Lihat ke Halaman Asli

Sultan Hamengku Buwono X: Antara Tahta atau Keluarga???

Diperbarui: 13 Januari 2016   08:16

Kompasiana adalah platform blog. Konten ini menjadi tanggung jawab bloger dan tidak mewakili pandangan redaksi Kompas.

Politik. Sumber ilustrasi: FREEPIK/Freepik

Sultan Hamengku Buwono X, seorang sosok pemimpin yang menjadi teladan bagi sebagian orang, terutama di Yogyakarta. Gubernur dari Daerah Istimewa Yogyakarta yang juga menjabat sebagai Raja dari Kasultanan Yogyarta ini lahir pada 2 April 1946. Ia memilik 5 anak perempuan dari istrinya Gusti Kanjeng Ratu Hemas yaitu GKR Pembayun, GKR Condrokirono, GKR Maduretno, GKR Hayu, dan GKR Bendoro.

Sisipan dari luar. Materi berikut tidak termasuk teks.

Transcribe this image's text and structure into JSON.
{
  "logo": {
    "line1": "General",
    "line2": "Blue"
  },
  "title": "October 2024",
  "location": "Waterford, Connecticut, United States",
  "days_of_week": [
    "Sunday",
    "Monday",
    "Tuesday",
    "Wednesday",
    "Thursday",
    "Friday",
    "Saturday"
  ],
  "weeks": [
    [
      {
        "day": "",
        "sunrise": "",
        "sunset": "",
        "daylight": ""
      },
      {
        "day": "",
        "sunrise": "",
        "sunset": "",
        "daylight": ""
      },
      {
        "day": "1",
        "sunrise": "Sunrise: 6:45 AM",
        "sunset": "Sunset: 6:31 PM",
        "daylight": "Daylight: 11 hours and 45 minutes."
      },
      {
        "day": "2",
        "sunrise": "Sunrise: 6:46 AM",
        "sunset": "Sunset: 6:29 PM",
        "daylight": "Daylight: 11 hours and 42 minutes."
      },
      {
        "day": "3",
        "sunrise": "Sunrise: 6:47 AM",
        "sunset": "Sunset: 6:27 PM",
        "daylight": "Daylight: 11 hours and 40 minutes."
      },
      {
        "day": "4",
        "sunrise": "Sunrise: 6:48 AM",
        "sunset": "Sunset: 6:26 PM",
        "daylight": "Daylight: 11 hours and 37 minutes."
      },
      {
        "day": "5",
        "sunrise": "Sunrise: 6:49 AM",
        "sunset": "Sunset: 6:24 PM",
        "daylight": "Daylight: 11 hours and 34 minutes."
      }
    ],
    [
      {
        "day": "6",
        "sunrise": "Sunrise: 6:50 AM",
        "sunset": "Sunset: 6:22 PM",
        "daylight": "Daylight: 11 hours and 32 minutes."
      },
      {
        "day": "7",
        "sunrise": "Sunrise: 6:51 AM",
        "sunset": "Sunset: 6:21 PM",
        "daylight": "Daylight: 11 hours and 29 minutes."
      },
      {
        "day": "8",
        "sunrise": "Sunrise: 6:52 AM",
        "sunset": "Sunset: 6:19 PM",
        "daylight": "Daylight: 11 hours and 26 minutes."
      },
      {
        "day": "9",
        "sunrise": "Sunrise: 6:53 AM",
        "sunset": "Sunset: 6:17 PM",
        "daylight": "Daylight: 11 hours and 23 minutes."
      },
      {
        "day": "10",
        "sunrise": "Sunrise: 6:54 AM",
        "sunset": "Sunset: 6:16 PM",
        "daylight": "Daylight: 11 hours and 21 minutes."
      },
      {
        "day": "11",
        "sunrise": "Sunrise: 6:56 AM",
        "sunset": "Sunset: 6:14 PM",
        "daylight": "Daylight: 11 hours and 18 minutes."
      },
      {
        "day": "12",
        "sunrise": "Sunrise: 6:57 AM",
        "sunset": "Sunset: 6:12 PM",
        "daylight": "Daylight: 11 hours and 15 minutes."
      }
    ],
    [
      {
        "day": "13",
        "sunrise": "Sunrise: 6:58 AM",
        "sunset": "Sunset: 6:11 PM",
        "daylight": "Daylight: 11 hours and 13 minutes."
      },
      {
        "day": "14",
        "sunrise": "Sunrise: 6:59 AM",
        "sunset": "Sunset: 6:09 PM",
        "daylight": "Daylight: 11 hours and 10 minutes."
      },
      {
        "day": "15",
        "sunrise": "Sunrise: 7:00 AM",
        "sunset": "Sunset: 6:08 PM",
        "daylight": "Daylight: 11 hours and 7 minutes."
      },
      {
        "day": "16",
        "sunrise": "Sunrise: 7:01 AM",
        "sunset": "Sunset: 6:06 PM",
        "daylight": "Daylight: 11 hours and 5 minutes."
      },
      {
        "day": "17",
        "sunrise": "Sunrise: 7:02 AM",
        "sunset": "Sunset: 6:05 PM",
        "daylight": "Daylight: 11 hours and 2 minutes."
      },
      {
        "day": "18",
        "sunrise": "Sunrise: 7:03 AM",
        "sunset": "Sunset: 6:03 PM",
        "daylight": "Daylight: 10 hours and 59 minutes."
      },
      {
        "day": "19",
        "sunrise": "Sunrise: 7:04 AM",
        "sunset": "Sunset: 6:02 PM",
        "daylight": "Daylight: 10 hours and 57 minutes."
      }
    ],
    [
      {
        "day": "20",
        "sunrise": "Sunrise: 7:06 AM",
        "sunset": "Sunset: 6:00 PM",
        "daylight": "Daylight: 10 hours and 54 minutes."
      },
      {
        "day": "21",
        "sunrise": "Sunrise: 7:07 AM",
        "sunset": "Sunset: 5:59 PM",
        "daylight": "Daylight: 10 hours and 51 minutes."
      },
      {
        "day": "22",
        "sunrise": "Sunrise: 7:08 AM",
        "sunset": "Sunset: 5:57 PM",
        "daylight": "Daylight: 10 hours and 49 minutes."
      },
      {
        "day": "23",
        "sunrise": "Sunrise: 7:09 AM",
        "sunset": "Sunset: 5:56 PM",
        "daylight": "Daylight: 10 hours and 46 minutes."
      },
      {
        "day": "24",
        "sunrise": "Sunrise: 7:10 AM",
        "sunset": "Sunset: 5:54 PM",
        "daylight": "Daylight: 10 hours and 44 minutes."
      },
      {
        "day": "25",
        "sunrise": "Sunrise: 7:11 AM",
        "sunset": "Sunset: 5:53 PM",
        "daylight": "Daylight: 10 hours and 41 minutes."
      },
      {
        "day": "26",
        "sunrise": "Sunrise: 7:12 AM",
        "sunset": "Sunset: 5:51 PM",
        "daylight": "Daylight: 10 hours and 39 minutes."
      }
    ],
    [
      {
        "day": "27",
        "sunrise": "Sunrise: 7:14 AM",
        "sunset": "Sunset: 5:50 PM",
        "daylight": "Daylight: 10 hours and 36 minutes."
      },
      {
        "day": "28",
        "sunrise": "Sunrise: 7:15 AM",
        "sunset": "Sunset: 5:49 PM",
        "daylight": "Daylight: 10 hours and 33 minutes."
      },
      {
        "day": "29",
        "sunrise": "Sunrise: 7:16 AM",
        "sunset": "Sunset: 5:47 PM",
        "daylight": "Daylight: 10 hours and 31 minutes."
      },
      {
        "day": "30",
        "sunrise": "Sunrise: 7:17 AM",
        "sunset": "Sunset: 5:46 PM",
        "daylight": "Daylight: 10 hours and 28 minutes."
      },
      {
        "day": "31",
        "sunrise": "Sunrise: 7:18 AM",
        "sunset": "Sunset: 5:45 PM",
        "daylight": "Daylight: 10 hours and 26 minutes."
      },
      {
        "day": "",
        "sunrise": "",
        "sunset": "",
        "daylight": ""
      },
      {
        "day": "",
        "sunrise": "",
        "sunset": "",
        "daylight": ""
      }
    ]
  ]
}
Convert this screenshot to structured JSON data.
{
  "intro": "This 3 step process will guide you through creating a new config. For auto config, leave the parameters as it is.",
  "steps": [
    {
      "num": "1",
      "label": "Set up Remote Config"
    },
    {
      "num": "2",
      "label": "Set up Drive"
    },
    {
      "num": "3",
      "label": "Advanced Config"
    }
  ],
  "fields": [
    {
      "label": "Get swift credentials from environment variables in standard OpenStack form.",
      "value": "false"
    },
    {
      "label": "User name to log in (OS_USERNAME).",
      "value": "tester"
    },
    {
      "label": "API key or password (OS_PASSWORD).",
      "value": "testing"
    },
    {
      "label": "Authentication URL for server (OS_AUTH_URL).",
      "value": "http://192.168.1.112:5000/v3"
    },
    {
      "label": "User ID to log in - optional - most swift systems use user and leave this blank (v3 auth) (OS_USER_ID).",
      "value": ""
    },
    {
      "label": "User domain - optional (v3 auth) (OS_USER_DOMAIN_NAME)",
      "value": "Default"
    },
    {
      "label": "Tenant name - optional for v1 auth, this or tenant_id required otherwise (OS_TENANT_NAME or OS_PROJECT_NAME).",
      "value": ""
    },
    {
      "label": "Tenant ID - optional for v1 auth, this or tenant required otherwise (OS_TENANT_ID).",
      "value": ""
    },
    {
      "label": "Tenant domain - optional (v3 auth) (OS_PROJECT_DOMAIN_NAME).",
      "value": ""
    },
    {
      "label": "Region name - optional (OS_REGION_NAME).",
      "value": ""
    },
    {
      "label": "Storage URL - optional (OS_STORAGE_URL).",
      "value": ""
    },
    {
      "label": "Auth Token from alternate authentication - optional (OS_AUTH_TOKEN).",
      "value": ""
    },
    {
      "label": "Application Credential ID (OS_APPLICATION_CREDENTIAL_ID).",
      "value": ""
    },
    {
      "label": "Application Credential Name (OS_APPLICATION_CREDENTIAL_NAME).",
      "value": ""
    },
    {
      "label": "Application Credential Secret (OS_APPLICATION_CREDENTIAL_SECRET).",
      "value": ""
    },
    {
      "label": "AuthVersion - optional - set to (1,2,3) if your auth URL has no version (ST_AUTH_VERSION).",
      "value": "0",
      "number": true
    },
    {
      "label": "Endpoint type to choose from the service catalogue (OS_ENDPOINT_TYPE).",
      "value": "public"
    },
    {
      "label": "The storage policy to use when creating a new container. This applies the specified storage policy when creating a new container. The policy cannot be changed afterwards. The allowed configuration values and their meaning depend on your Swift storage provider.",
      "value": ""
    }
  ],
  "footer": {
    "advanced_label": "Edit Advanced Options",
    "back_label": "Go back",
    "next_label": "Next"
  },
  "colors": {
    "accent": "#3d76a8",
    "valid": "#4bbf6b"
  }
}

Dengan lima anak perempuannya tersebut sebenarnya menjadi kewaspadaan bagi masyarakat Yogyakarta. Pasalnya Yogyakarta sebagai daerah istimewa melakukan pemilihan Gubernur melalui sitem pewarisan tahta atau keturunan bukan dari pemilihan umum seperti daerah-daerah lain di Indonesia. Nah, kalu begitu adanya, berarti pewaris tahta dari Sultan Hamengku Buwono X adalah seorang Ratu yaitu GKR Pembayun sebagai anak tertua dari sang Gubernur. Namun sebagian orang Jawa, terutama orang jawa kuno masih mempercayai bahwa pemimpin haruslah laki-laki. Mereka meyakini apabila Kasultanan Yogyakarta di pimpin oleh seorang ratu maka kasultanan yang sudah sejak dulu dijaga dan dibanggakan oleh masyarakat Yogyakarta ini akan mengalami keruntuhan. Dikhawatirkan Kasultanan Yogyakarta akan mengalami pepecahan seperti saudaranya Kasunanan Surakarta yang terpecah menjadi dua seperti yang telah di ramalkan oleh seorang pujangga besar Indonesia yaitu Raden Ngabehi Rangga Warsita.

Kemudian pertanyaan-pertanyaan tersebut mulai mendapat jawaban setelah Sultan Hamengku Buwono X mengeluarkan sabda raja dan dhawuh raja yang isinya perubahan nama Sultan Hamengku Buwono X yaitu menghilangkan kata Khalifatullah dan mengganti Buwono yang artinya bumi dengan bawono yang artinya alam semesta serta pemberian gelar kepadaGKR Pembayun menjadi GKR Mangkubumi dan mewariskan tahtanya kepada putrinya sendiri GKR Pembayun. Hal ini menjadi polemik pada internal keraton Yogyakarta, Adik-adik Sultan mearasa sabda raja dan dhawuh raja tersebut tidak sesuai dengan Kasultanan Yogyakarta dan dianggap memutus tali keturunan dengan Raja sebelum-sebelumnya yang semuanya menggunakan nama Khalifatullah. Kesebelas adik Sultan menganggap bahwa Sultan telah dipengaruhi oleh kaum eksternal keraton yang ingin memecahbelah keraton yogyakarta.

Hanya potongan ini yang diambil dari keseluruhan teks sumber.